El hombre al que le gustaba mucho perder el tiempo


Había una vez un hombre al que le gustaba tanto perder el tiempo que se propuso ser inmortal para poder perderlo por toda la eternidad.

En cuanto se despertaba, empezaba a perderlo de todas las maneras imaginables.

A veces pasaba el día entero en la cama, otras iba al banco y hacía las colas más largas que estuvieran disponibles, sólo para perder el tiempo.

Esperaba colectivos de larga distancia que no iba a tomar, en lugares en donde se decía que en algún momento pasarían.

Aceptaba trabajos como sereno, pero sólo en lugares en donde tenía la total y absoluta certeza de que no tendría que hacer nada.

En ese rol, recibió muchas felicitaciones y agradecimientos por su eficiencia, ya que con tal de poder perder el tiempo trataba de permanecer despierto 20 hs por día y no dudaba en hacer horas extra incluso cuando no fueran pagas o reconocidas por nadie.

Al recibir la segunda propuesta para aceptar puestos de más responsabilidad, decidió abandonar la profesión.

Lo que amaba era perder el tiempo.

Lo amaba con tanta intensidad que pronto se convirtió en un experto.

Era tan bueno en su arte —y tan apasionado en su deseo de mejorar— que empezó a practicar técnicas esotéricas de relajación que le permitieran permanecer consciente durante el sueño para poder perder el tiempo 24 hs por día.

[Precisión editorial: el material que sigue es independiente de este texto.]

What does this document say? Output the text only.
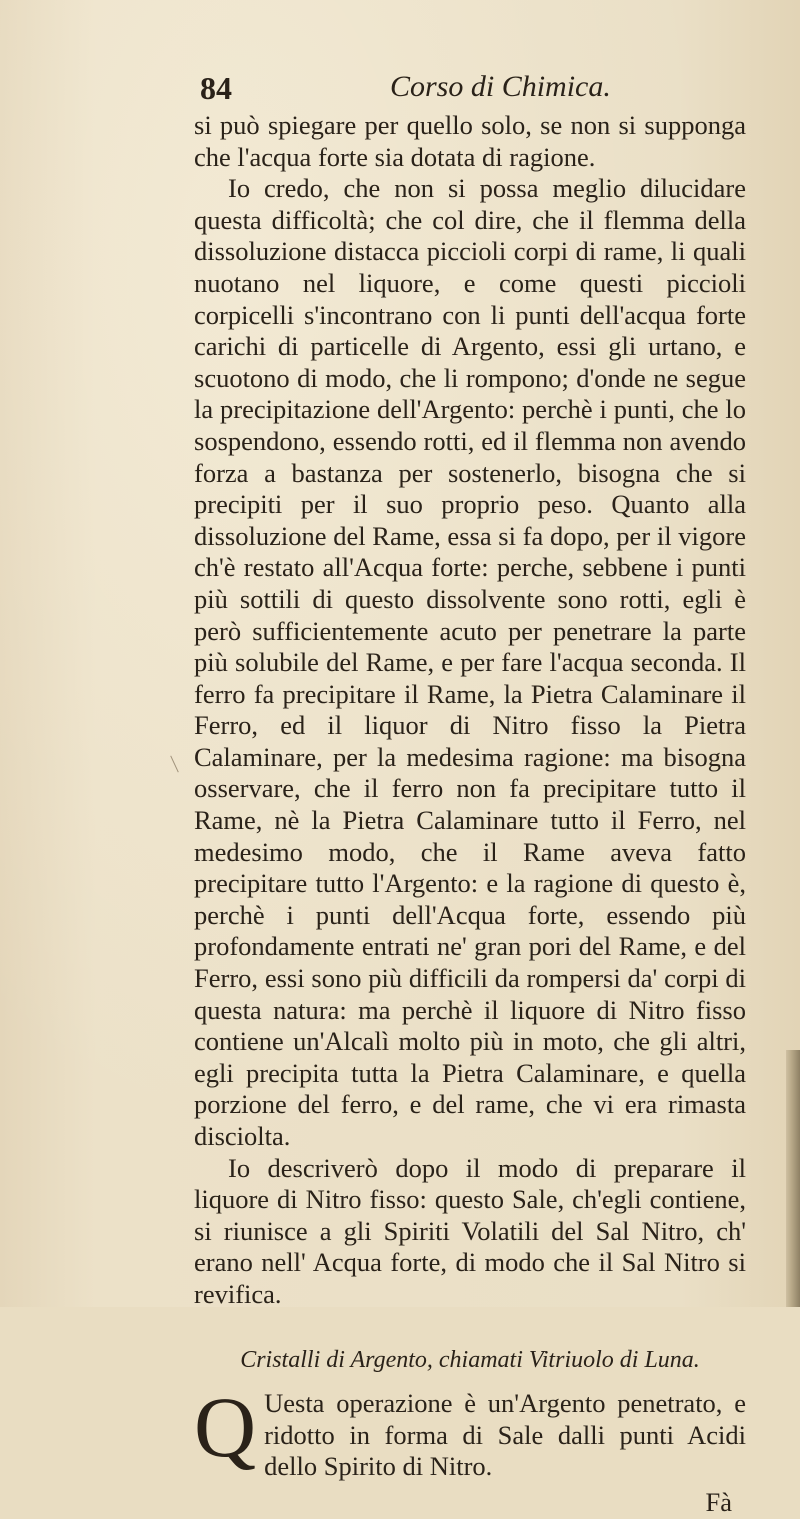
84	Corso di Chimica.

si può spiegare per quello solo, se non si supponga che l'acqua forte sia dotata di ragione.

Io credo, che non si possa meglio dilucidare questa difficoltà; che col dire, che il flemma della dissoluzione distacca piccioli corpi di rame, li quali nuotano nel liquore, e come questi piccioli corpicelli s'incontrano con li punti dell'acqua forte carichi di particelle di Argento, essi gli urtano, e scuotono di modo, che li rompono; d'onde ne segue la precipitazione dell'Argento: perchè i punti, che lo sospendono, essendo rotti, ed il flemma non avendo forza a bastanza per sostenerlo, bisogna che si precipiti per il suo proprio peso. Quanto alla dissoluzione del Rame, essa si fa dopo, per il vigore ch'è restato all'Acqua forte: perche, sebbene i punti più sottili di questo dissolvente sono rotti, egli è però sufficientemente acuto per penetrare la parte più solubile del Rame, e per fare l'acqua seconda. Il ferro fa precipitare il Rame, la Pietra Calaminare il Ferro, ed il liquor di Nitro fisso la Pietra Calaminare, per la medesima ragione: ma bisogna osservare, che il ferro non fa precipitare tutto il Rame, nè la Pietra Calaminare tutto il Ferro, nel medesimo modo, che il Rame aveva fatto precipitare tutto l'Argento: e la ragione di questo è, perchè i punti dell'Acqua forte, essendo più profondamente entrati ne' gran pori del Rame, e del Ferro, essi sono più difficili da rompersi da' corpi di questa natura: ma perchè il liquore di Nitro fisso contiene un'Alcalì molto più in moto, che gli altri, egli precipita tutta la Pietra Calaminare, e quella porzione del ferro, e del rame, che vi era rimasta disciolta.

Io descriverò dopo il modo di preparare il liquore di Nitro fisso: questo Sale, ch'egli contiene, si riunisce a gli Spiriti Volatili del Sal Nitro, ch' erano nell' Acqua forte, di modo che il Sal Nitro si revifica.

Cristalli di Argento, chiamati Vitriuolo di Luna.

Q Uesta operazione è un'Argento penetrato, e ridotto in forma di Sale dalli punti Acidi dello Spirito di Nitro.

Fà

—A mi no me gusta cumplir un horario. Me gusta mi trabajo. Lo amo. No necesito vacaciones. El trabajo es mi descanso. Quiero vivir muchos años para poder perder mucho tiempo —se le escuchó decir mientras disfrutaba plenamente de un feriado, esperando en la puerta de su lugar de trabajo que llegara el momento de volver a entrar.



A fuerza de cariño, entrenamiento y persistencia, se convirtió en una referencia internacional a la hora de perder el tiempo.

Personas interesadas en el tema empezaron a consultarlo para saber cómo debían perder el suyo de la mejor manera posible.

Se cambió de nombre y se escondió de la civilización. Tratando de pasar desapercibido, fingiendo cuando era necesario algún interés por los asuntos humanos, se mimetizó entre la multitud y se dedicó sin reservas a la pérdida del tiempo.

Su propia dedicación y afán de progreso lo llevaron a un despertar de consciencia que le hizo comprender que la única evolución posible y natural de su arte era alcanzar la inmortalidad.

Sin embargo, su sabiduría era tan grande que no estaba dispuesto a realizar esfuerzo alguno para conseguirla.

Sabía que la coherencia y la verdad eran su fortaleza y su sostén, y no estaba dispuesto a abandonarlos a cambio de la promesa de un bien mayor.

—Hasta aquí llego yo. Más no puedo hacer. El próximo paso lo tiene que dar Dios —afirmó, antes de dirigirse rumbo a los Himalayas, en una caminata insensata que comenzó un domingo de sol en el barrio porteño de Caballito.

Desde ese día, no se supo nada más del hombre que amaba tanto perder el tiempo.